The Revolt at Cincinnati, also known as the Cincinnati Coup and the Cincinnati Revolution, was a change in the National Rifle Association of America's (NRA) leadership and organizational policy that took place at the group's 1977 annual convention in Cincinnati, Ohio. Led by former NRA President Harlon Carter and Neal Knox, the movement ended the tenure of Maxwell Rich as NRA executive vice president and introduced new organizational bylaws. The Revolt at Cincinnati has been cited as a turning point in the NRA's history, marking a move away from "hunting, conservation, and marksmanship" and toward the defense of the right to bear arms.

Background
Until the early 1970s, the NRA was focused on marksmanship, environmental stewardship, and recreational events, with limited resources allocated to political lobbying. Following the passage of the 1968 Gun Control Act and the NRA's abstention from the Citizens Against Tydings campaign to unseat Joseph Tydings, a group led by Harlon Carter began advocating for a focus on the defense of gun ownership. Along with Neal Knox, editor of Rifle Magazine, Carter concentrated on winning the support of the NRA's Life Members ahead of the 1977 annual meeting. This membership class, consisting of over 2 million individuals, had voted along with existing leaders in the preceding annual conventions.

The revolt
At the Cincinnati convention, Carter and Knox led a grassroots movement with a focus on preventing the construction of an Outdoor Center in Colorado Springs and unseating the "Old Guard" leadership. The Outdoor Center would have served as new headquarters for the organization, while the Old Guard referred to the many leaders who had spent multiple decades in their positions. Members of the group wore orange hats and carried walkie-talkies on the floor of the convention. Carter's group succeeded in unseating members of the incumbent leadership, producing a subsequent removal of leadership members and a change in organizational focus.
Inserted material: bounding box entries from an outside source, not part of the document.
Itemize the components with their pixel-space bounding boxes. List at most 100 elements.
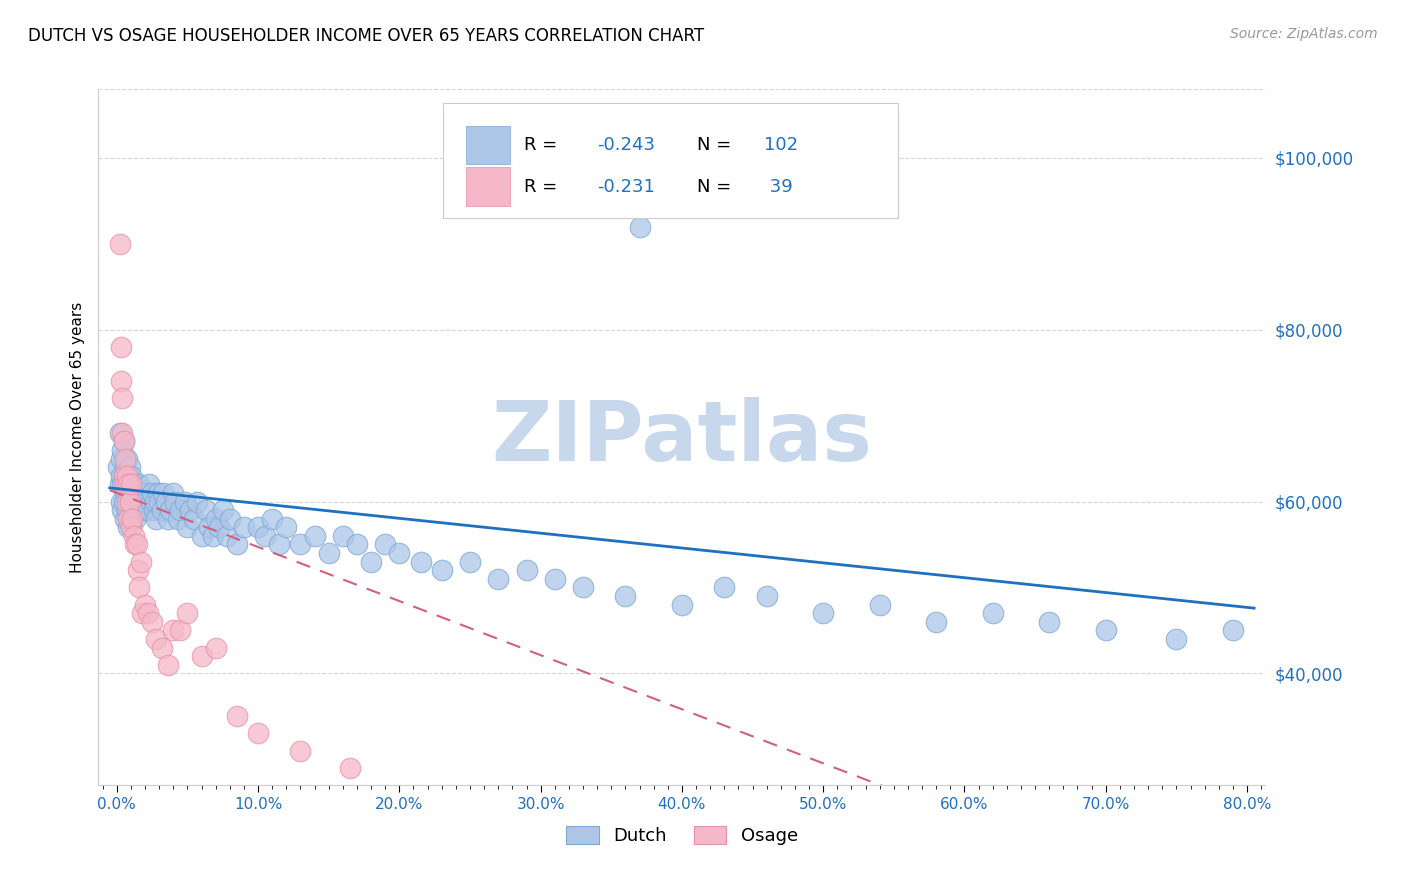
- Osage: [110, 374, 132, 388]
- Osage: [176, 606, 198, 620]
- Dutch: [114, 486, 136, 500]
- Dutch: [112, 434, 135, 449]
- Osage: [204, 640, 226, 655]
- Dutch: [225, 537, 247, 551]
- Dutch: [409, 555, 432, 569]
- Dutch: [981, 606, 1004, 620]
- Dutch: [111, 442, 134, 457]
- Text: R =: R =: [524, 178, 564, 195]
- Dutch: [486, 572, 509, 586]
- Osage: [117, 511, 139, 525]
- Osage: [134, 598, 156, 612]
- Dutch: [183, 511, 205, 525]
- Dutch: [201, 529, 224, 543]
- Dutch: [1094, 624, 1116, 638]
- Dutch: [122, 494, 145, 508]
- Dutch: [152, 486, 174, 500]
- Dutch: [713, 581, 735, 595]
- Dutch: [115, 503, 138, 517]
- Dutch: [143, 494, 166, 508]
- Osage: [115, 468, 138, 483]
- Osage: [129, 555, 152, 569]
- Osage: [115, 494, 138, 508]
- Dutch: [671, 598, 693, 612]
- Dutch: [166, 511, 188, 525]
- Dutch: [127, 503, 149, 517]
- Dutch: [430, 563, 453, 577]
- Dutch: [194, 503, 217, 517]
- Dutch: [134, 486, 156, 500]
- Dutch: [254, 529, 277, 543]
- Dutch: [115, 451, 138, 466]
- Osage: [247, 726, 270, 740]
- Dutch: [374, 537, 396, 551]
- Osage: [111, 392, 134, 406]
- Dutch: [755, 589, 778, 603]
- Dutch: [572, 581, 595, 595]
- Dutch: [121, 477, 143, 491]
- Dutch: [162, 486, 184, 500]
- Text: -0.231: -0.231: [596, 178, 655, 195]
- Osage: [124, 537, 146, 551]
- Osage: [128, 581, 150, 595]
- Dutch: [131, 486, 153, 500]
- Dutch: [108, 477, 131, 491]
- Osage: [156, 657, 179, 672]
- Osage: [121, 511, 143, 525]
- Dutch: [122, 486, 145, 500]
- Dutch: [156, 511, 179, 525]
- Dutch: [186, 494, 208, 508]
- Osage: [120, 477, 142, 491]
- Dutch: [146, 486, 169, 500]
- Dutch: [332, 529, 354, 543]
- Dutch: [132, 503, 155, 517]
- Dutch: [128, 477, 150, 491]
- Osage: [127, 563, 149, 577]
- Osage: [122, 529, 145, 543]
- Osage: [136, 606, 159, 620]
- Dutch: [232, 520, 254, 534]
- Osage: [110, 340, 132, 354]
- Dutch: [515, 563, 537, 577]
- Dutch: [544, 572, 567, 586]
- Dutch: [925, 615, 948, 629]
- Osage: [112, 468, 135, 483]
- Dutch: [145, 511, 167, 525]
- Osage: [162, 624, 184, 638]
- Dutch: [614, 589, 637, 603]
- Dutch: [110, 451, 132, 466]
- Osage: [150, 640, 173, 655]
- Dutch: [138, 477, 160, 491]
- Osage: [111, 425, 134, 440]
- Text: R =: R =: [524, 136, 564, 153]
- Text: -0.243: -0.243: [596, 136, 655, 153]
- Osage: [190, 649, 212, 664]
- Dutch: [1166, 632, 1188, 646]
- Dutch: [318, 546, 340, 560]
- Y-axis label: Householder Income Over 65 years: Householder Income Over 65 years: [69, 301, 84, 573]
- Osage: [141, 615, 163, 629]
- Dutch: [1038, 615, 1060, 629]
- Dutch: [190, 529, 212, 543]
- Text: 39: 39: [763, 178, 793, 195]
- Text: 102: 102: [763, 136, 797, 153]
- Dutch: [118, 494, 141, 508]
- Dutch: [117, 520, 139, 534]
- Dutch: [458, 555, 481, 569]
- Dutch: [173, 494, 195, 508]
- Dutch: [124, 511, 146, 525]
- Osage: [169, 624, 191, 638]
- Dutch: [115, 477, 138, 491]
- Dutch: [120, 486, 142, 500]
- Dutch: [247, 520, 270, 534]
- Text: ZIPatlas: ZIPatlas: [492, 397, 872, 477]
- Dutch: [110, 468, 132, 483]
- Text: DUTCH VS OSAGE HOUSEHOLDER INCOME OVER 65 YEARS CORRELATION CHART: DUTCH VS OSAGE HOUSEHOLDER INCOME OVER 6…: [28, 27, 704, 45]
- Dutch: [179, 503, 201, 517]
- Osage: [112, 434, 135, 449]
- Dutch: [118, 511, 141, 525]
- Osage: [114, 451, 136, 466]
- Osage: [120, 520, 142, 534]
- Dutch: [118, 460, 141, 475]
- Dutch: [142, 503, 165, 517]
Resulting leadership changes
Carter replaced Rich as executive vice president. The executive vice president position was changed to become a member-elected office. Knox was elected as head of the group's Institute for Legislative Action (NRA-ILA), with the position of vice president for finance, held by Thomas Billings, eliminated; the management committee of the organization, consisting of Merrill Right, Irvine Reynolds, and Alonzo Garcelon, was also eliminated.

Resulting organizational changes
Preceding the 1977 convention, the NRA's leadership had made plans to move the group's headquarters from Washington, D.C., to an Outdoor Center in Colorado Springs focused on conservation and recreational shooting. The new facility had an estimated cost of $30 million. The proposal for this Center was included as an item for discussion in the 1977 meeting, and was rejected following the change in leadership.
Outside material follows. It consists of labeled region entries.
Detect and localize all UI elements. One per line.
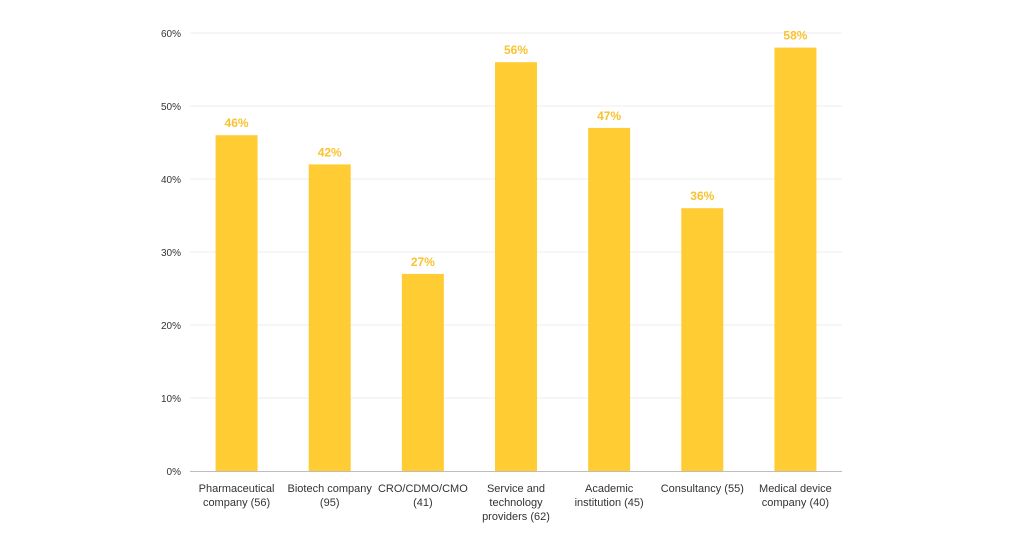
- bars: [215, 47, 817, 472]
- x-tick-label: CRO/CDMO/CMO (41): [378, 483, 468, 509]
- x-tick-label: Academic institution (45): [575, 483, 644, 509]
- y-tick-label: 10%: [161, 394, 181, 405]
- y-tick-label: 0%: [167, 467, 182, 478]
- x-axis-ticks: Pharmaceutical company (56) Biotech compan…: [199, 483, 832, 523]
- data-label: 58%: [783, 29, 807, 43]
- y-tick-label: 30%: [161, 248, 181, 259]
- y-axis-ticks: 0% 10% 20% 30% 40% 50% 60%: [161, 29, 181, 478]
- data-labels: 46% 42% 27% 56% 47% 36% 58%: [225, 29, 808, 269]
- y-tick-label: 20%: [161, 321, 181, 332]
- y-tick-label: 60%: [161, 29, 181, 40]
- bar: [401, 273, 444, 471]
- bar: [215, 135, 258, 471]
- x-tick-label: Biotech company (95): [288, 483, 373, 509]
- bar: [495, 62, 537, 471]
- data-label: 36%: [690, 189, 714, 203]
- x-tick-label: Medical device company (40): [759, 483, 832, 509]
- x-tick-label: Service and technology providers (62): [482, 483, 550, 523]
- data-label: 46%: [225, 116, 249, 130]
- bar: [588, 127, 631, 472]
- data-label: 47%: [597, 109, 621, 123]
- y-tick-label: 40%: [161, 175, 181, 186]
- x-tick-label: Consultancy (55): [661, 483, 744, 495]
- x-tick-label: Pharmaceutical company (56): [199, 483, 275, 509]
- y-tick-label: 50%: [161, 102, 181, 113]
- data-label: 27%: [411, 255, 435, 269]
- data-label: 42%: [318, 145, 342, 159]
- bar: [308, 164, 351, 471]
- data-label: 56%: [504, 43, 528, 57]
- bar: [681, 208, 724, 471]
- bar: [774, 47, 817, 471]
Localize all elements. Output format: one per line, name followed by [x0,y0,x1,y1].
The new leadership increased funding for its lobbying arm, the Institute for Legislative Action (NRA-ILA) by an undisclosed amount. The NRA-ILA was given freedom to support the rights to "keep and bear arms". The NRA redefined its stance on gun control, defending protections provided by the Second Amendment. Moving away from prior support for "incremental forms of gun control regulation," new leadership made the "protection of gun rights the NRA's primary cause."